November, The Month Of Betwixt And Between

 1 November 2021 |

The season of winter will be soon upon us. With the clocks ‘going back’, evenings have begun getting darker and darker. Perhaps the weather may turn cold. Many of us grab for the vitamin A tablets to keep us more upbeat and our daily rounds are coloured by the prospect of Christmas around the corner. I don’t know why, but when I’m in the middle of summer I can’t believe winter is a reality at all (of course, it’s also true, when we are in darkest winter, it is hard to imagine we’ll ever see summer again!). and yet these months hold some of the great festivals of the Christian year, lights in our darkness.
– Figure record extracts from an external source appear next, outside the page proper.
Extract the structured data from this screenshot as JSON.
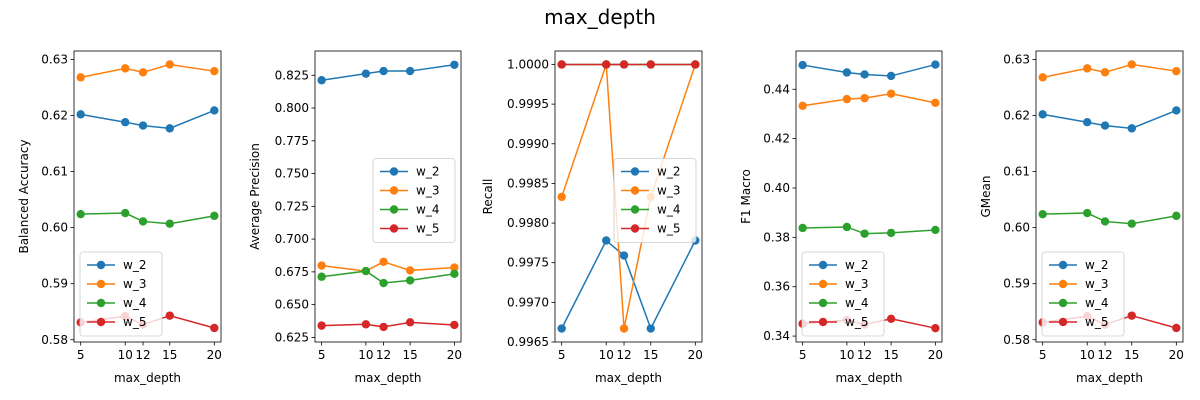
{
  "figure": {
    "suptitle": "max_depth"
  },
  "colors": {
    "w_2": "#1f77b4",
    "w_3": "#ff7f0e",
    "w_4": "#2ca02c",
    "w_5": "#d62728"
  },
  "chart_data": [
    {
      "type": "line",
      "xlabel": "max_depth",
      "ylabel": "Balanced Accuracy",
      "x": [
        5,
        10,
        12,
        15,
        20
      ],
      "xticks": [
        "5",
        "10",
        "12",
        "15",
        "20"
      ],
      "xlim": [
        4.25,
        20.75
      ],
      "ylim": [
        0.5796,
        0.6315
      ],
      "yticks": [
        "0.58",
        "0.59",
        "0.60",
        "0.61",
        "0.62",
        "0.63"
      ],
      "ytick_values": [
        0.58,
        0.59,
        0.6,
        0.61,
        0.62,
        0.63
      ],
      "legend": "lower-left",
      "series": [
        {
          "name": "w_2",
          "values": [
            0.6202,
            0.6188,
            0.6182,
            0.6177,
            0.6209
          ]
        },
        {
          "name": "w_3",
          "values": [
            0.6268,
            0.6284,
            0.6277,
            0.6291,
            0.6279
          ]
        },
        {
          "name": "w_4",
          "values": [
            0.6024,
            0.6026,
            0.6011,
            0.6007,
            0.6021
          ]
        },
        {
          "name": "w_5",
          "values": [
            0.5831,
            0.5842,
            0.5827,
            0.5843,
            0.5821
          ]
        }
      ]
    },
    {
      "type": "line",
      "xlabel": "max_depth",
      "ylabel": "Average Precision",
      "x": [
        5,
        10,
        12,
        15,
        20
      ],
      "xticks": [
        "5",
        "10",
        "12",
        "15",
        "20"
      ],
      "xlim": [
        4.25,
        20.75
      ],
      "ylim": [
        0.6215,
        0.8435
      ],
      "yticks": [
        "0.625",
        "0.650",
        "0.675",
        "0.700",
        "0.725",
        "0.750",
        "0.775",
        "0.800",
        "0.825"
      ],
      "ytick_values": [
        0.625,
        0.65,
        0.675,
        0.7,
        0.725,
        0.75,
        0.775,
        0.8,
        0.825
      ],
      "legend": "center-right",
      "series": [
        {
          "name": "w_2",
          "values": [
            0.8212,
            0.8262,
            0.8282,
            0.8282,
            0.833
          ]
        },
        {
          "name": "w_3",
          "values": [
            0.6798,
            0.6756,
            0.6827,
            0.6761,
            0.6783
          ]
        },
        {
          "name": "w_4",
          "values": [
            0.6713,
            0.6756,
            0.6665,
            0.6685,
            0.6735
          ]
        },
        {
          "name": "w_5",
          "values": [
            0.634,
            0.635,
            0.633,
            0.6365,
            0.6345
          ]
        }
      ]
    },
    {
      "type": "line",
      "xlabel": "max_depth",
      "ylabel": "Recall",
      "x": [
        5,
        10,
        12,
        15,
        20
      ],
      "xticks": [
        "5",
        "10",
        "12",
        "15",
        "20"
      ],
      "xlim": [
        4.25,
        20.75
      ],
      "ylim": [
        0.9965,
        1.00017
      ],
      "yticks": [
        "0.9965",
        "0.9970",
        "0.9975",
        "0.9980",
        "0.9985",
        "0.9990",
        "0.9995",
        "1.0000"
      ],
      "ytick_values": [
        0.9965,
        0.997,
        0.9975,
        0.998,
        0.9985,
        0.999,
        0.9995,
        1.0
      ],
      "legend": "center-right",
      "series": [
        {
          "name": "w_2",
          "values": [
            0.99667,
            0.99778,
            0.99759,
            0.99667,
            0.99778
          ]
        },
        {
          "name": "w_3",
          "values": [
            0.99833,
            1.0,
            0.99667,
            0.99833,
            1.0
          ]
        },
        {
          "name": "w_4",
          "values": [
            1.0,
            1.0,
            1.0,
            1.0,
            1.0
          ]
        },
        {
          "name": "w_5",
          "values": [
            1.0,
            1.0,
            1.0,
            1.0,
            1.0
          ]
        }
      ]
    },
    {
      "type": "line",
      "xlabel": "max_depth",
      "ylabel": "F1 Macro",
      "x": [
        5,
        10,
        12,
        15,
        20
      ],
      "xticks": [
        "5",
        "10",
        "12",
        "15",
        "20"
      ],
      "xlim": [
        4.25,
        20.75
      ],
      "ylim": [
        0.3376,
        0.4555
      ],
      "yticks": [
        "0.34",
        "0.36",
        "0.38",
        "0.40",
        "0.42",
        "0.44"
      ],
      "ytick_values": [
        0.34,
        0.36,
        0.38,
        0.4,
        0.42,
        0.44
      ],
      "legend": "lower-left",
      "series": [
        {
          "name": "w_2",
          "values": [
            0.4498,
            0.4468,
            0.446,
            0.4454,
            0.45
          ]
        },
        {
          "name": "w_3",
          "values": [
            0.4333,
            0.436,
            0.4364,
            0.4382,
            0.4345
          ]
        },
        {
          "name": "w_4",
          "values": [
            0.3838,
            0.3842,
            0.3815,
            0.3818,
            0.383
          ]
        },
        {
          "name": "w_5",
          "values": [
            0.345,
            0.3465,
            0.3447,
            0.347,
            0.3432
          ]
        }
      ]
    },
    {
      "type": "line",
      "xlabel": "max_depth",
      "ylabel": "GMean",
      "x": [
        5,
        10,
        12,
        15,
        20
      ],
      "xticks": [
        "5",
        "10",
        "12",
        "15",
        "20"
      ],
      "xlim": [
        4.25,
        20.75
      ],
      "ylim": [
        0.5796,
        0.6315
      ],
      "yticks": [
        "0.58",
        "0.59",
        "0.60",
        "0.61",
        "0.62",
        "0.63"
      ],
      "ytick_values": [
        0.58,
        0.59,
        0.6,
        0.61,
        0.62,
        0.63
      ],
      "legend": "lower-left",
      "series": [
        {
          "name": "w_2",
          "values": [
            0.6202,
            0.6188,
            0.6182,
            0.6177,
            0.6209
          ]
        },
        {
          "name": "w_3",
          "values": [
            0.6268,
            0.6284,
            0.6277,
            0.6291,
            0.6279
          ]
        },
        {
          "name": "w_4",
          "values": [
            0.6024,
            0.6026,
            0.6011,
            0.6007,
            0.6021
          ]
        },
        {
          "name": "w_5",
          "values": [
            0.5831,
            0.5842,
            0.5827,
            0.5843,
            0.5821
          ]
        }
      ]
    }
  ]
}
After Harvest and Remembrance Sunday, we turn our thoughts to Advent and through the month of November we spend time – and worship – focussed on preparing ourselves and the community for the moment of Christ’s birth. In the lectionary, they are known as the ‘weeks before Advent’ – a time of looking forward while also reflecting on past saints and the souls of those we have left behind, on whose shoulders we build our faith. Some churches reflect this moment with a change in colour around the church: mostly green or red, just as the leaves on the trees turn from the summer green to the autumn red. Once Advent arrives, they change again to purple and then white for Christmas. In the United Reformed Church most churches and ministers tend not to follow this marking of the seasons, which I think is a great shame.

For me, the most important element in November is the remembering of the past and also the preparing for the future – a church that only remembers the past is not alive; the church that looks only to the future loses much of what the past can teach us. At the Zoom service on the 24th October I looked at Psalm 126 which, some scholars believe, celebrates the goodness of God in liberating God’s people from exile in the past, while also looking forward to God’s great liberation for us all. James Cone expresses it more explicitly in his wonderful Black Theology when he reflects on the faith of black slaves who sang the gospel songs, even while in chains: “It, the passionate character of theological language, is a language of celebration and joy that the freedom promised is already present in the community’s struggle for liberation.”

Exploring this in any encyclopaedia introduces us to the word ‘liminality’: “being on a threshold,” is the condition that prevails during the inner phase of rites of passage, those rituals performed in many societies to transfer a person from one stage of life to another. Liminality is the experience of being betwixt and between.

In the Church, November is the month that sits on the threshold, helping us to reflect on the past, yet long for a future.